Express News Service
KOCHI: She used to flutter around like a butterfly in Uriampatti, a tribal settlement located deep inside Kuttampuzha forest. A chatterbox, the five-year-old loved playing with her friends and to sleep hugging her mother.
Now, two weeks after joining the pre-matric hostel at Mathirappilly near Kothamangalam, Saranya (name changed) is yet to come to terms with the reality. From the tranquil tribal colony, her life has suddenly been shifted to a semi-urban village and the emotional trauma of separation is taking a toll on the child.
The state government decision to shut down alternate learning centers in remote tribal colonies has not only affected the teachers but has also devastated the lives of children who are forced to shift to Model Residential Schools (MRS) and pre-matric hostels at a very young age . In these congested hostel buildings, students from Classes 1 to XII jostle for space.
According to phycologists, separation from the family makes the child a stranger both in their traditional environment and the adopted urban surroundings, sometimes leading to depression. Besides, the children will be able to meet their parents only during the Onam, X’mas and summer vacations. There are 79 children at the tribal girls’ hostel at Mathirappilly near Muvattupuzha – 13 of them class I students and nine Class II students.
“Most of the children face emotional issues in the initial days as they are staying away from the family for the first time. But they adapt very fast, mainly with the help of other children from the same settlement. Only two children were depressed after reaching the hostel, but they adapted to the environment fast.
The mother of one of the children had some emotional issues and the family members took the child to the colony last week, ”said hostel warden Sunitha. Parents agree that the children are getting good food and care at the Mathirappilly tribal hostel.
‘Cultural difference can add to trauma of children’
There are two watchmen and three cooks to take care of the children and tuition teachers to help them with their studies. Also, a person has been appointed to wash the clothes of primary students. “Most of the tribal hostels and MRSs are crowded and the emotional issues are often ignored.

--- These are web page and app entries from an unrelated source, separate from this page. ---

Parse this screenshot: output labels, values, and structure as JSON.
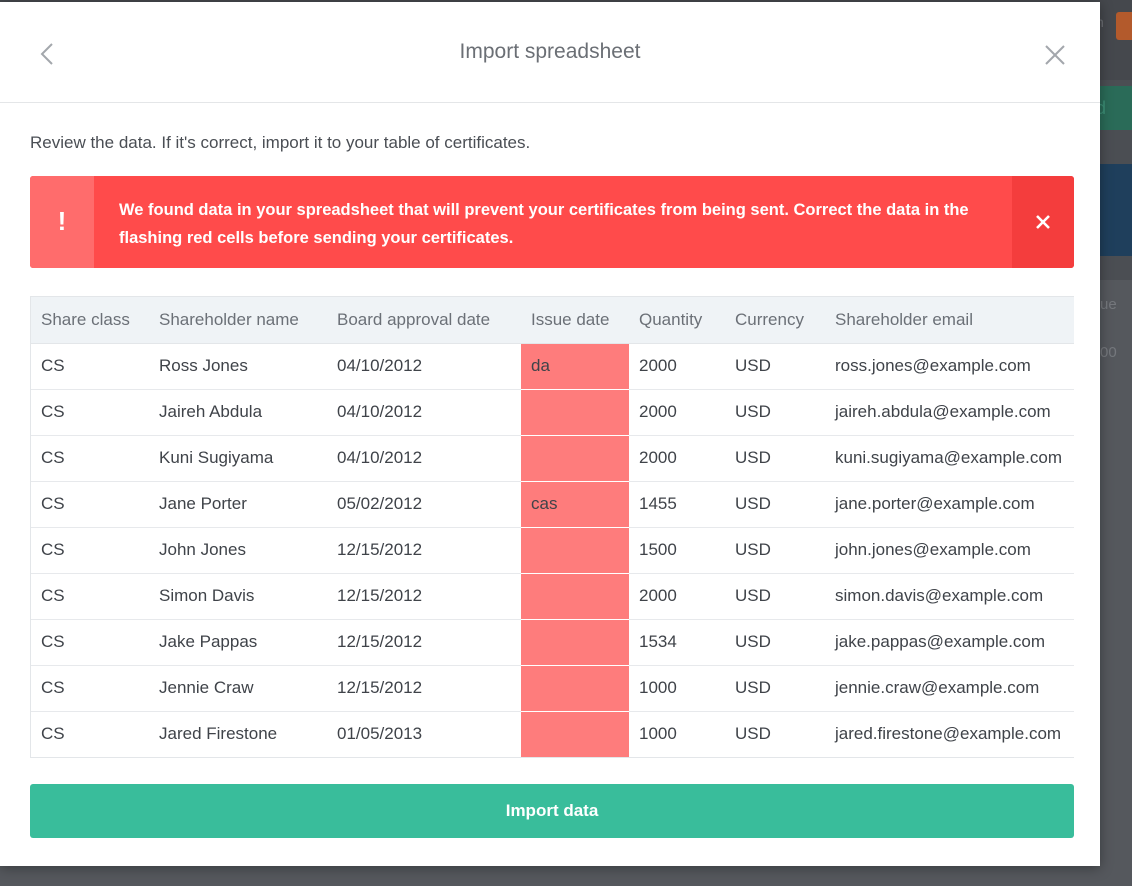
{
  "modal": {
    "title": "Import spreadsheet",
    "intro": "Review the data. If it's correct, import it to your table of certificates.",
    "alert": {
      "icon": "!",
      "message": "We found data in your spreadsheet that will prevent your certificates from being sent. Correct the data in the flashing red cells before sending your certificates."
    },
    "table": {
      "columns": [
        "Share class",
        "Shareholder name",
        "Board approval date",
        "Issue date",
        "Quantity",
        "Currency",
        "Shareholder email"
      ],
      "rows": [
        [
          "CS",
          "Ross Jones",
          "04/10/2012",
          "da",
          "2000",
          "USD",
          "ross.jones@example.com"
        ],
        [
          "CS",
          "Jaireh Abdula",
          "04/10/2012",
          "",
          "2000",
          "USD",
          "jaireh.abdula@example.com"
        ],
        [
          "CS",
          "Kuni Sugiyama",
          "04/10/2012",
          "",
          "2000",
          "USD",
          "kuni.sugiyama@example.com"
        ],
        [
          "CS",
          "Jane Porter",
          "05/02/2012",
          "cas",
          "1455",
          "USD",
          "jane.porter@example.com"
        ],
        [
          "CS",
          "John Jones",
          "12/15/2012",
          "",
          "1500",
          "USD",
          "john.jones@example.com"
        ],
        [
          "CS",
          "Simon Davis",
          "12/15/2012",
          "",
          "2000",
          "USD",
          "simon.davis@example.com"
        ],
        [
          "CS",
          "Jake Pappas",
          "12/15/2012",
          "",
          "1534",
          "USD",
          "jake.pappas@example.com"
        ],
        [
          "CS",
          "Jennie Craw",
          "12/15/2012",
          "",
          "1000",
          "USD",
          "jennie.craw@example.com"
        ],
        [
          "CS",
          "Jared Firestone",
          "01/05/2013",
          "",
          "1000",
          "USD",
          "jared.firestone@example.com"
        ]
      ],
      "error_column": 3
    },
    "import_label": "Import data"
  },
  "background": {
    "user_initial": "n",
    "add_label": "d",
    "column_fragment": "ue",
    "value_fragment": "00"
  },
  "colors": {
    "alert_bg": "#ff4b4b",
    "error_cell": "#fe7c7c",
    "primary": "#39bd9b"
  },
  "icons": {
    "back": "chevron-left-icon",
    "close": "close-icon",
    "alert": "exclamation-icon",
    "alert_close": "close-icon"
  }
}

During my visit to a tribal hostel in Malappuram district last year, I found a child suffering from fever and there was nobody to attend to him. Most of the staff at tribal hostels belong to non-tribal communities and they don’t understand the emotional issues of these children, ”said tribal activist Chitra Nilambur.
“The government should start anganwadis in all tribal settlements and students up to class IV should be allowed to study in their traditional environment,” said C Vinod, a member of the Cholanayka community in Maancheri in Malappuram district, who is pursuing PhD in ‘The socio economic shift among Cholanayka and Katunayka communities’.
“Tribal children lose their traditional values and end up in a strange environment after being shifted to hostels. I went through such emotions during my schooldays and even thought of dropping out many times. The cultural differences force many students to drop out after reaching high school, ”he said.
“In our community, only after children turn eight do the parents take them along to collect forest produce,” he added. Separating a child from the mother at five will cause separation anxiety disorder, said psychiatrist Dr CJ John. “The child will develop emotional issues if he / she is suddenly removed from the comfort of parental care.
The mother will also have emotional issues. If the psychological impact is not handled properly, it will adversely affect the child’s character, ”he said. The cultural difference can add to the trauma in the case of tribal children.
“They should be shifted to the new environment carefully and the mother should play a key role in the process. In the new environment, the warden should be trained to compensate for the loss of parental care, ”he added.
- No of pre-matric hostels: 106
- No of post-matric hostels: 5
- No of Model Residential Schools: 20
- No of students in Model Residential Schools: 5,500
- Tribal students from Classes I to XII: 82,000 6,000 New enrolments this year:
- Tirbal comminutions in Kerala: 37
- Tribal population: 4,84,839
- Literacy rate: 74.4%
- GothraSarathi Scheme: Transportation for tribal students to reach schools. Facility arranged this year by education department, local bodies and school PTAs.